As one of the largest cities in the world, it’s probably not surprising to know that New York accumulates more trash than any other city by far, producing 33 million tons of garbage per year, of which 663,600 tons are recovered for recycling. In preparation for the closure of the Fresh Kills landfill in Staten Island, in 2006 the city developed a Solid Waste Management Plan (or SWMP, affectionately known as the “swamp”), which aimed to reduce the amount of refuse sent to landfills by recycling more, which required creating a guaranteed channel for the seemingly endless river of metal, glass, plastic and paper produced by New Yorkers.

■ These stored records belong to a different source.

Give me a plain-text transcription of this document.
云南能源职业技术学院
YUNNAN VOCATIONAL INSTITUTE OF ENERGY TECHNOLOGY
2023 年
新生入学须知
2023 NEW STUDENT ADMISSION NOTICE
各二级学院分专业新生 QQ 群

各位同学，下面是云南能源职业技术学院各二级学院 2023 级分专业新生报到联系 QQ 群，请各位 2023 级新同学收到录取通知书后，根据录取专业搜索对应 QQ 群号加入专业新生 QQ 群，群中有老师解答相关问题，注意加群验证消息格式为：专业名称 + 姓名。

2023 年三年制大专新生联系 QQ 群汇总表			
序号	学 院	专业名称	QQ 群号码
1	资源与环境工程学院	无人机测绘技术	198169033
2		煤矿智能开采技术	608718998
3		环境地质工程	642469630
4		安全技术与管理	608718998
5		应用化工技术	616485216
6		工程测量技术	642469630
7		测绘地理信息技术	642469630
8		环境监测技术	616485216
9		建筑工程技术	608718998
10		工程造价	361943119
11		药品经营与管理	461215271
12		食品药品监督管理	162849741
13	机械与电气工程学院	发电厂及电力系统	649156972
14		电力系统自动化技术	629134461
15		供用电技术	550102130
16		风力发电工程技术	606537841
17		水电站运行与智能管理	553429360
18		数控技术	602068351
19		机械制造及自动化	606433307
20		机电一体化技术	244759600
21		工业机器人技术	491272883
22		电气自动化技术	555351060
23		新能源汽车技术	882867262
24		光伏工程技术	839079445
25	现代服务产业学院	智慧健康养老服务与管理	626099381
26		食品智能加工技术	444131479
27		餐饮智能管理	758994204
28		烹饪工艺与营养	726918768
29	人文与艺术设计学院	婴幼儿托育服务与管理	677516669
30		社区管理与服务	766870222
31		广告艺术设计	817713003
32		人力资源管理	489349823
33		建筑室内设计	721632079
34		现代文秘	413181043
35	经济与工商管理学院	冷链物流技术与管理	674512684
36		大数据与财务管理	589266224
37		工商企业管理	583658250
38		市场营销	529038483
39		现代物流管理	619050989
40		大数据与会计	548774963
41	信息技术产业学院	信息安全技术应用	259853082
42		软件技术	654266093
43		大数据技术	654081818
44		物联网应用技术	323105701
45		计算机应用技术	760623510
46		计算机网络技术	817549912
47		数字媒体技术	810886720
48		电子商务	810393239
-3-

“One thing New York has going for it, more than anything else, is that it has volume. Over the past 30 years, we have collected 13 million tons of recyclable material,” says Bridget Anderson, head of the  Bureau of Recycling and Sustainability for the Department of Sanitation (DSNY). “Also, in the early years of New York recycling, we had relatively short-term contracts and we were more subject to the ups and downs of the market as well as the capacity of the vendors. So when we developed the Solid Waste Management Plan, we were obligated as a city to come up with a long -term contract for recyclables. In the end, it made us more stable and helped the city and the vendors weather the storm as it wouldn’t have otherwise.”

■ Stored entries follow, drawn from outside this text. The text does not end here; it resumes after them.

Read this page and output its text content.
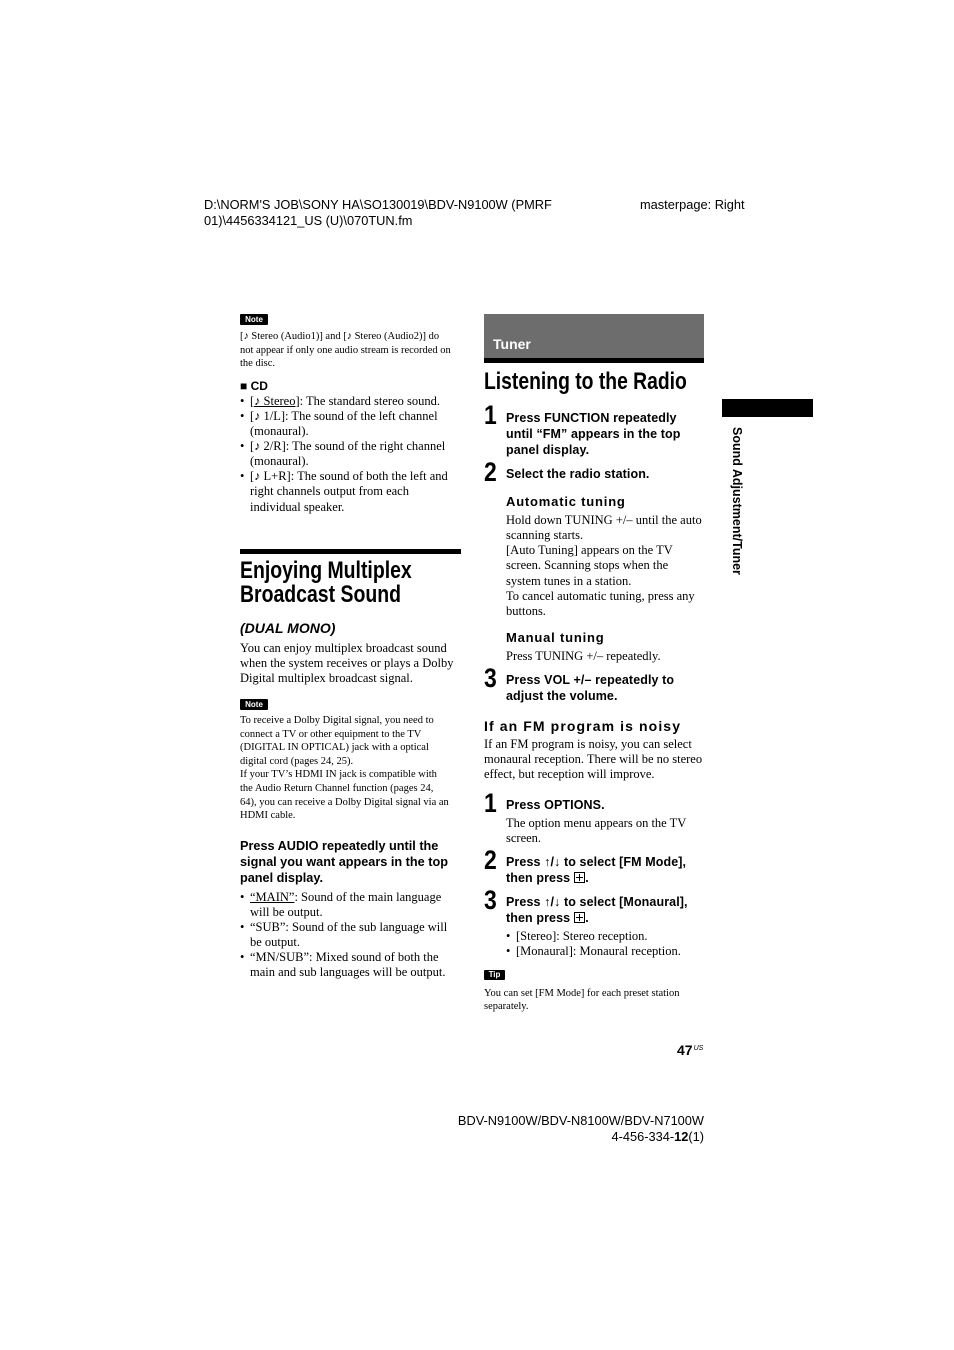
D:\NORM'S JOB\SONY HA\SO130019\BDV-N9100W (PMRF
01)\4456334121_US (U)\070TUN.fm
masterpage: Right
Note
[♪ Stereo (Audio1)] and [♪ Stereo (Audio2)] do
not appear if only one audio stream is recorded on
the disc.
■ CD
• [♪ Stereo]: The standard stereo sound.
• [♪ 1/L]: The sound of the left channel
(monaural).
• [♪ 2/R]: The sound of the right channel
(monaural).
• [♪ L+R]: The sound of both the left and
right channels output from each
individual speaker.
Enjoying Multiplex
Broadcast Sound
(DUAL MONO)
You can enjoy multiplex broadcast sound
when the system receives or plays a Dolby
Digital multiplex broadcast signal.
Note
To receive a Dolby Digital signal, you need to
connect a TV or other equipment to the TV
(DIGITAL IN OPTICAL) jack with a optical
digital cord (pages 24, 25).
If your TV’s HDMI IN jack is compatible with
the Audio Return Channel function (pages 24,
64), you can receive a Dolby Digital signal via an
HDMI cable.
Press AUDIO repeatedly until the
signal you want appears in the top
panel display.
• “MAIN”: Sound of the main language
will be output.
• “SUB”: Sound of the sub language will
be output.
• “MN/SUB”: Mixed sound of both the
main and sub languages will be output.
Tuner
Listening to the Radio
1 Press FUNCTION repeatedly
until “FM” appears in the top
panel display.
2 Select the radio station.
Automatic tuning
Hold down TUNING +/– until the auto
scanning starts.
[Auto Tuning] appears on the TV
screen. Scanning stops when the
system tunes in a station.
To cancel automatic tuning, press any
buttons.
Manual tuning
Press TUNING +/– repeatedly.
3 Press VOL +/– repeatedly to
adjust the volume.
If an FM program is noisy
If an FM program is noisy, you can select
monaural reception. There will be no stereo
effect, but reception will improve.
1 Press OPTIONS.
The option menu appears on the TV
screen.
2 Press ↑/↓ to select [FM Mode],
then press .
3 Press ↑/↓ to select [Monaural],
then press .
• [Stereo]: Stereo reception.
• [Monaural]: Monaural reception.
Tip
You can set [FM Mode] for each preset station
separately.
$47^{US}$
Sound Adjustment/Tuner
BDV-N9100W/BDV-N8100W/BDV-N7100W
4-456-334-12(1)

Most of the city’s metal, glass, and plastic recyclables and 50 percent of its paper end up at Sims Municipal Recycling plants in Sunset Park, Brooklyn or New Jersey. The other 50 percent of the city’s paper waste is transferred to Pratt Industries’ paper mill on Staten Island, were much of the city’s waste paper is recycled into pizza boxes. Together,  Sims’ New Jersey plant and its Brooklyn plant, which claims to be the largest recycling plant in North America, is responsible for processing 500,000 tons of the city’s recyclable material a year.